Mara put her hand on his. ‘Yes, we will. Why should I kill Oswald?’
‘You told us the motive at tea, that day in June. You said there was only one thing you’d murder for. Revenge.’
As if he’d knocked the breath out of them both, they faced him open-mouthed and speechless. In the silence that followed, the plop of a water-rat diving startled like a depth-charge.
‘Revenge? But why on earth should Mara—?’ said Lionel at last.
So you don’t know about it, thought Nigel, Well, I won’t be the one to tell you. He said lightly:
‘Oh, Mara’s always had it in for—she’s the kind who must take it out of people. You should know,’ Nigel went on vaguely. ‘But, going back to your first question, if you put it like this—which of you all would I most hate to be hanged for the murder of Oswald—I’ll tell you straight away. Robert Seaton.’

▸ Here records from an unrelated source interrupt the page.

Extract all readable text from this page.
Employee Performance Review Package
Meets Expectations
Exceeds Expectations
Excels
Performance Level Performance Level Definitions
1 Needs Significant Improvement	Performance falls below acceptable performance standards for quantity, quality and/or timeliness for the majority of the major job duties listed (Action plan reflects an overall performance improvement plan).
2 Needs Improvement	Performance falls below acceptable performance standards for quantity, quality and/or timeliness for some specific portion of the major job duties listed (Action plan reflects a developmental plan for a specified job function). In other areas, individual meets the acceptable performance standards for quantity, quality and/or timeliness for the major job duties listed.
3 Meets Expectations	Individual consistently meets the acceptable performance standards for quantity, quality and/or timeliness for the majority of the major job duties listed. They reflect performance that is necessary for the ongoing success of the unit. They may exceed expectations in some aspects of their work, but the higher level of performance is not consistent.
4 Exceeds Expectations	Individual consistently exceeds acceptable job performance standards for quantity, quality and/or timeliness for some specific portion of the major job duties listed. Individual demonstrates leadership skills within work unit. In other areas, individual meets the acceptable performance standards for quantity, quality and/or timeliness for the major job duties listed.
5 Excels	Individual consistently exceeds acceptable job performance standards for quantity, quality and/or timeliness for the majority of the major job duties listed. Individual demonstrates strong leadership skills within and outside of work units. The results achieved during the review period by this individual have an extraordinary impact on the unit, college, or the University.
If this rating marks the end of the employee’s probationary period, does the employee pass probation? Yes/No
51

He noticed Lionel’s tense form relaxing. ‘Well, that’s something,’ the young man said. ‘Not that there was any danger, I suppose, of—’ His voice trailed away.
‘I’m afraid there is, though. Your father had a stronger motive than any one, except your stepmother, for doing it. And—’
‘But he was out for a walk. He wouldn’t—’
‘Wouldn’t go for a walk if he’d been expecting Oswald? But he might have gone to meet him. He went out on the road to Chillingham. He’d forgotten that Oswald wouldn’t know the short-cut through the wood had been wired up. He’d expect him to come along the road.’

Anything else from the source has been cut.